Just as integral, positive insider trading sentiment is another way to parse down the marketplace. Just as you'd expect, there are plenty of motivations for a bullish insider to drop shares of his or her company, but just one, very clear reason why they would initiate a purchase. Several academic studies have demonstrated the valuable potential of this tactic if shareholders understand what to do (learn more here).
Now, it's important to take a peek at the latest action encompassing Stratasys, Ltd. (NASDAQ:SSYS).
At the end of the fourth quarter, a total of 12 of the hedge funds we track held long positions in this stock, a change of -20% from the previous quarter. With hedgies' capital changing hands, there exists a select group of noteworthy hedge fund managers who were increasing their holdings significantly.

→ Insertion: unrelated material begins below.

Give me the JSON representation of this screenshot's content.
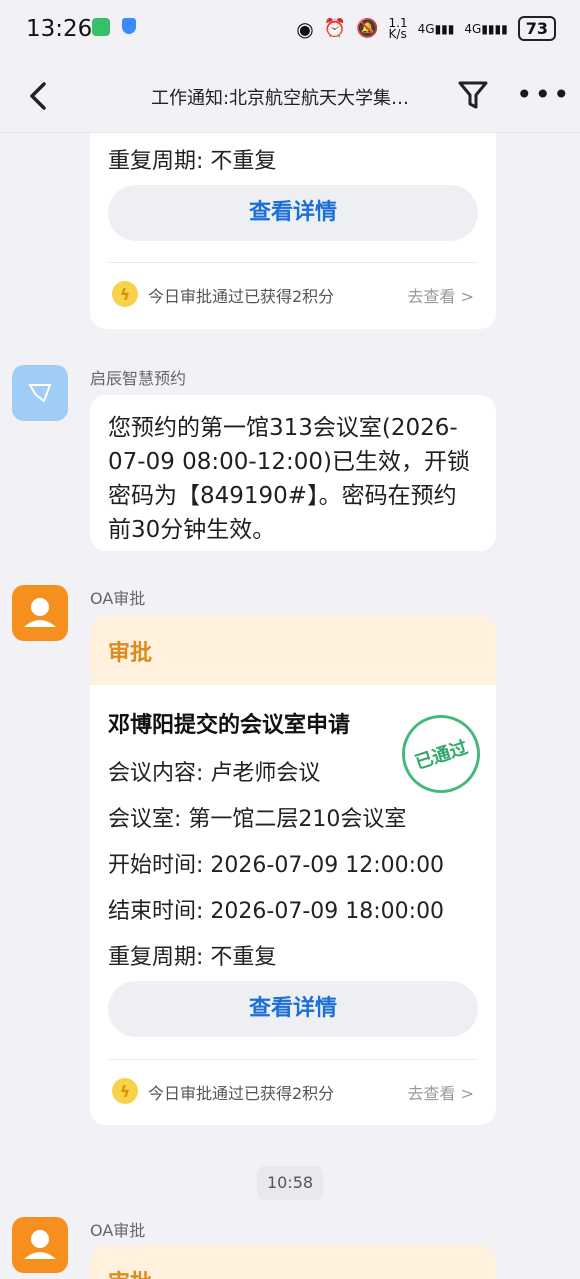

According to our comprehensive database, Chuck Royce's Royce & Associates had the biggest position in Stratasys, Ltd. (NASDAQ:SSYS), worth close to $23 million, accounting for 0.1% of its total 13F portfolio. Coming in second is Cupps Capital Management, managed by Drew Cupps, which held a $19 million position; 0% of its 13F portfolio is allocated to the company. Other hedgies that are bullish include Richard Driehaus's Driehaus Capital, D. E. Shaw's D E Shaw and Mario Gabelli's GAMCO Investors.

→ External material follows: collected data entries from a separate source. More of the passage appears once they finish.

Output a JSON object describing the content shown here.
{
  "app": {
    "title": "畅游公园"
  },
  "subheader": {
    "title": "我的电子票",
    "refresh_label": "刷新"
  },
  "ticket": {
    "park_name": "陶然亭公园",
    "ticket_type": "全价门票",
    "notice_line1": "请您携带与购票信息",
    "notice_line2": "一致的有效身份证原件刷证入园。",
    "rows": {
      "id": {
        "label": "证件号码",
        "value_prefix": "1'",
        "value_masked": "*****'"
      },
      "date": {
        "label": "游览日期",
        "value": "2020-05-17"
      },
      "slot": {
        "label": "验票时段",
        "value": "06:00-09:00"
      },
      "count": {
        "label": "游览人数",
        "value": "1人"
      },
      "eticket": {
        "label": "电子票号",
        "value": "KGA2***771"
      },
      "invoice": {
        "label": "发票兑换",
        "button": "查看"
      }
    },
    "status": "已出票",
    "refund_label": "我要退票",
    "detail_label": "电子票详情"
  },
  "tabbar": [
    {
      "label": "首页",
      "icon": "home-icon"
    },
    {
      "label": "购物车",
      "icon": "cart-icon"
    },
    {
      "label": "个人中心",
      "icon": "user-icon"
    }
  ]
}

Since Stratasys, Ltd. (NASDAQ:SSYS) has witnessed declining sentiment from the aggregate hedge fund industry, we can see that there were a few hedgies that elected to cut their full holdings in Q4. It's worth mentioning that Chase Coleman and Feroz Dewan's Tiger Global Management LLC cut the biggest position of the 450+ funds we track, comprising an estimated $44 million in stock., and Donald Chiboucis of Columbus Circle Investors was right behind this move, as the fund cut about $14 million worth. These bearish behaviors are interesting, as total hedge fund interest fell by 3 funds in Q4.

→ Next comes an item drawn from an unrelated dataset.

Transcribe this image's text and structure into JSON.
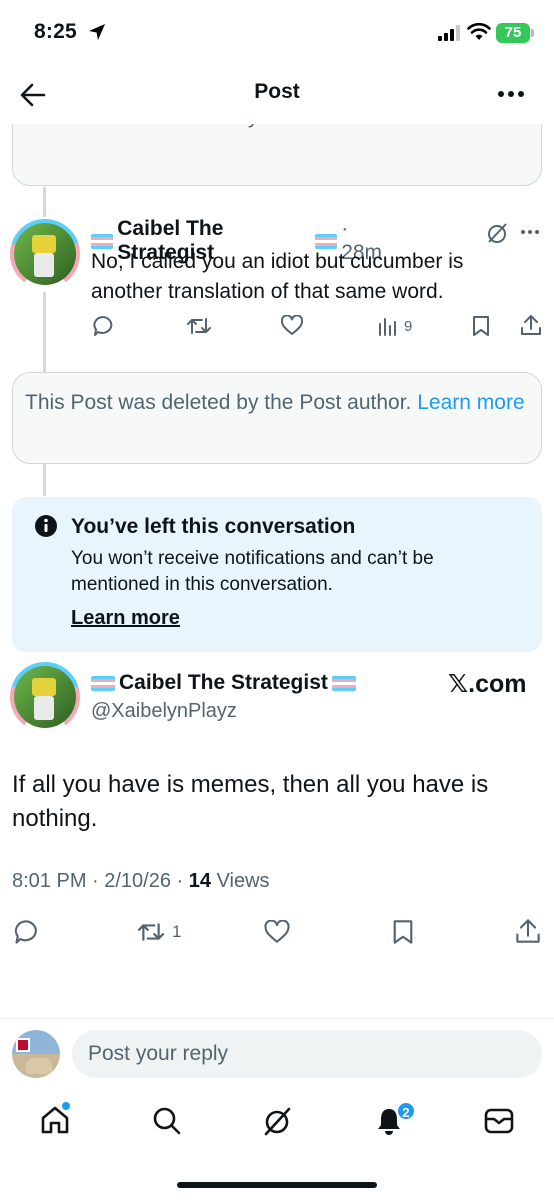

Insider trading activity, especially when it's bullish, is at its handiest when the primary stock in question has seen transactions within the past six months. Over the latest six-month time period, Stratasys, Ltd. (NASDAQ:SSYS) has experienced zero unique insiders purchasing, and zero insider sales (see the details of insider trades here).
With the results exhibited by our tactics, retail investors must always monitor hedge fund and insider trading sentiment, and Stratasys, Ltd. (NASDAQ:SSYS) applies perfectly to this mantra.